To ask the Secretary of State for the Home Department, how many applications for asylum in the UK were made by unaccompanied minors that arrived in the UK by their own means since 2016.


Answered by
Caroline Nokes Portrait
Caroline Nokes
This question was answered on 27th June 2019

There were 9,512 applications for asylum made by unaccompanied children in the UK from 1 January 2016 to 31 March 2019. This information is pub-lished by the Home Office in its quarterly Immigration Statistics release. The latest edition can be found at: https://www.gov.uk/government/uploads/system/uploads/attachment_data/file/803159/asylum3-mar-2019-tables.ods. The exact method of entry for asylum applicants is not recorded in published statistics as it would require an examination of each individual case, which could only be carried out at disproportionate costs.

The UK recognises its humanitarian responsibilities towards unaccompanied asylum-seeking and refugee children. The Government is fully committed to the timely and efficient operation of the Dublin III Regulation including the provisions determining responsibility for examining the claims of unaccompanied asylum-seeking children. The Regulation provides that unaccompanied asylum-seeking children are given information on the Dublin procedure by the State in which the child has lodged his or her application, the State in which they are present.

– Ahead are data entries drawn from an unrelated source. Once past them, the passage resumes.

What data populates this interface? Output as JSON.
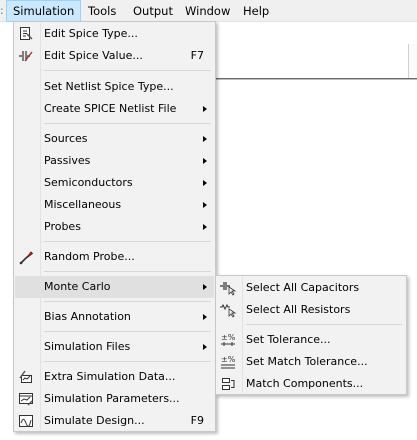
{
  "menubar": {
    "items": [
      {
        "label": "Simulation"
      },
      {
        "label": "Tools"
      },
      {
        "label": "Output"
      },
      {
        "label": "Window"
      },
      {
        "label": "Help"
      }
    ]
  },
  "simulation_menu": {
    "items": [
      {
        "label": "Edit Spice Type...",
        "shortcut": "",
        "icon": "spice-type-icon"
      },
      {
        "label": "Edit Spice Value...",
        "shortcut": "F7",
        "icon": "spice-value-icon"
      },
      {
        "label": "Set Netlist Spice Type...",
        "shortcut": ""
      },
      {
        "label": "Create SPICE Netlist File",
        "submenu": true
      },
      {
        "label": "Sources",
        "submenu": true
      },
      {
        "label": "Passives",
        "submenu": true
      },
      {
        "label": "Semiconductors",
        "submenu": true
      },
      {
        "label": "Miscellaneous",
        "submenu": true
      },
      {
        "label": "Probes",
        "submenu": true
      },
      {
        "label": "Random Probe...",
        "icon": "probe-icon"
      },
      {
        "label": "Monte Carlo",
        "submenu": true
      },
      {
        "label": "Bias Annotation",
        "submenu": true
      },
      {
        "label": "Simulation Files",
        "submenu": true
      },
      {
        "label": "Extra Simulation Data...",
        "icon": "extra-data-icon"
      },
      {
        "label": "Simulation Parameters...",
        "icon": "parameters-icon"
      },
      {
        "label": "Simulate Design...",
        "shortcut": "F9",
        "icon": "simulate-icon"
      }
    ]
  },
  "monte_carlo_submenu": {
    "items": [
      {
        "label": "Select All Capacitors",
        "icon": "capacitor-select-icon"
      },
      {
        "label": "Select All Resistors",
        "icon": "resistor-select-icon"
      },
      {
        "label": "Set Tolerance...",
        "icon": "tolerance-icon"
      },
      {
        "label": "Set Match Tolerance...",
        "icon": "match-tolerance-icon"
      },
      {
        "label": "Match Components...",
        "icon": "match-components-icon"
      }
    ]
  },
  "colors": {
    "highlight": "#e0e0e0",
    "menubar_active": "#cce8ff",
    "menu_bg": "#f2f2f2"
  }
}
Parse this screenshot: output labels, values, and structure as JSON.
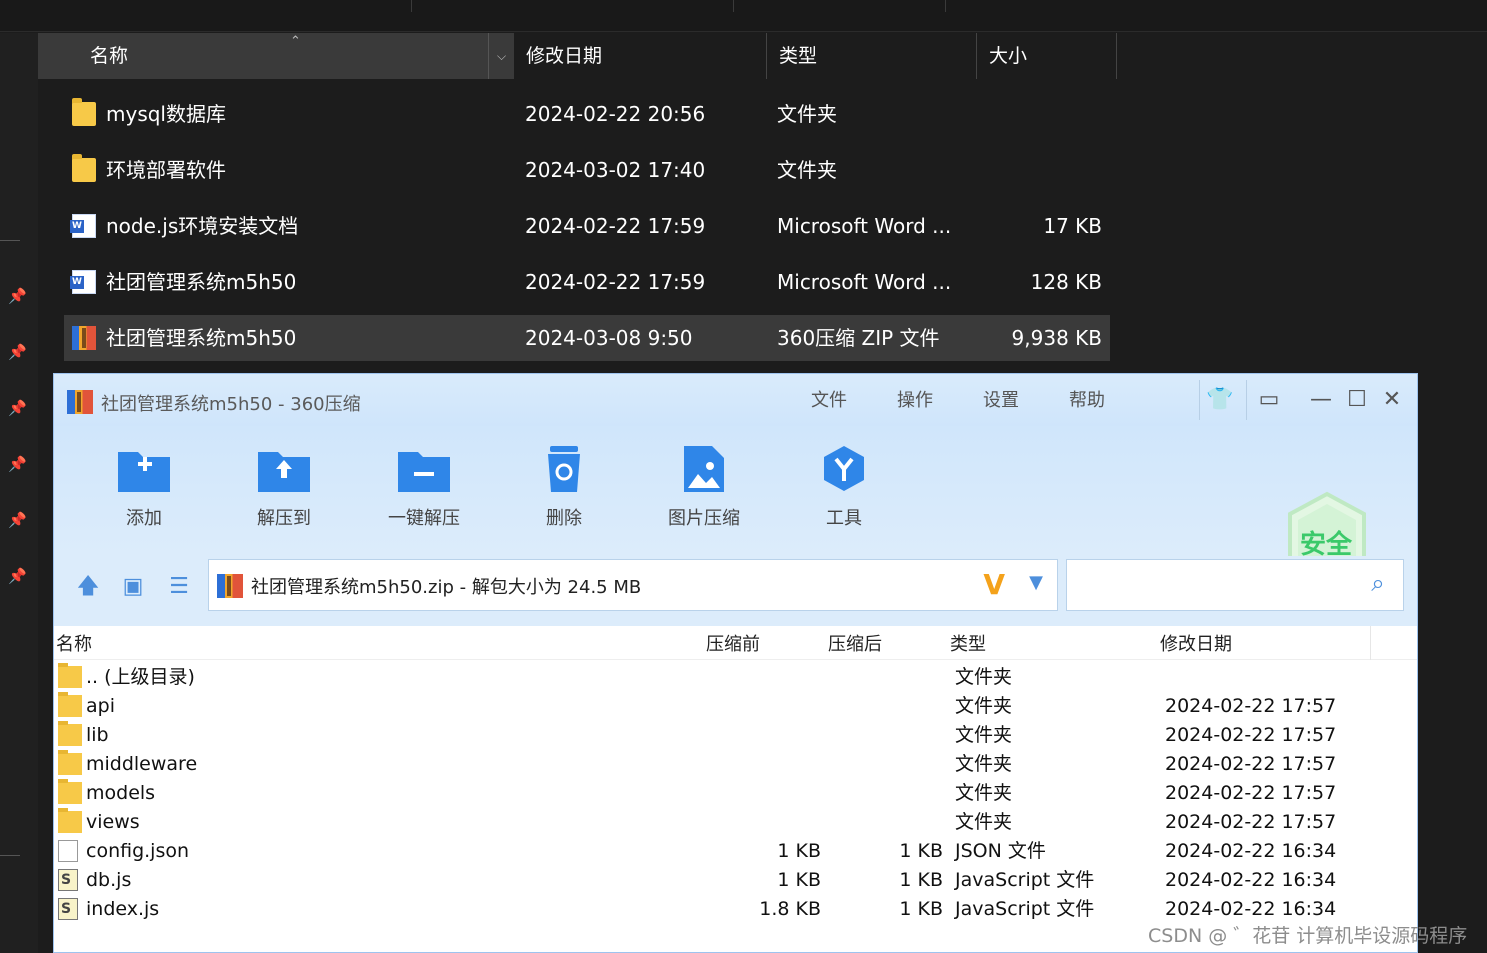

The Commission’s Regulation implementing Dublin III contains a specific leaflet with information for unaccompanied children pursuant to Article 4 of the Dublin III Regulation EU 604/2013, including that the authorities where the application has been lodged should be told as soon as possible if the child thinks they have family in another Dublin State.

As part of the Sandhurst Treaty, signed by the UK and France in January 2018, we have allocated £3.6 million to fund the development of the Dublin process to support transfers of eligible children to the UK (including training for those working with unaccompanied children, family tracing and targeted information campaigns). We are also funding access to the French asylum accommodation service, the provision of health services, psychological and legal support as well as the cost of transporting asylum seekers from reception centres to locations where their asylum claims are considered.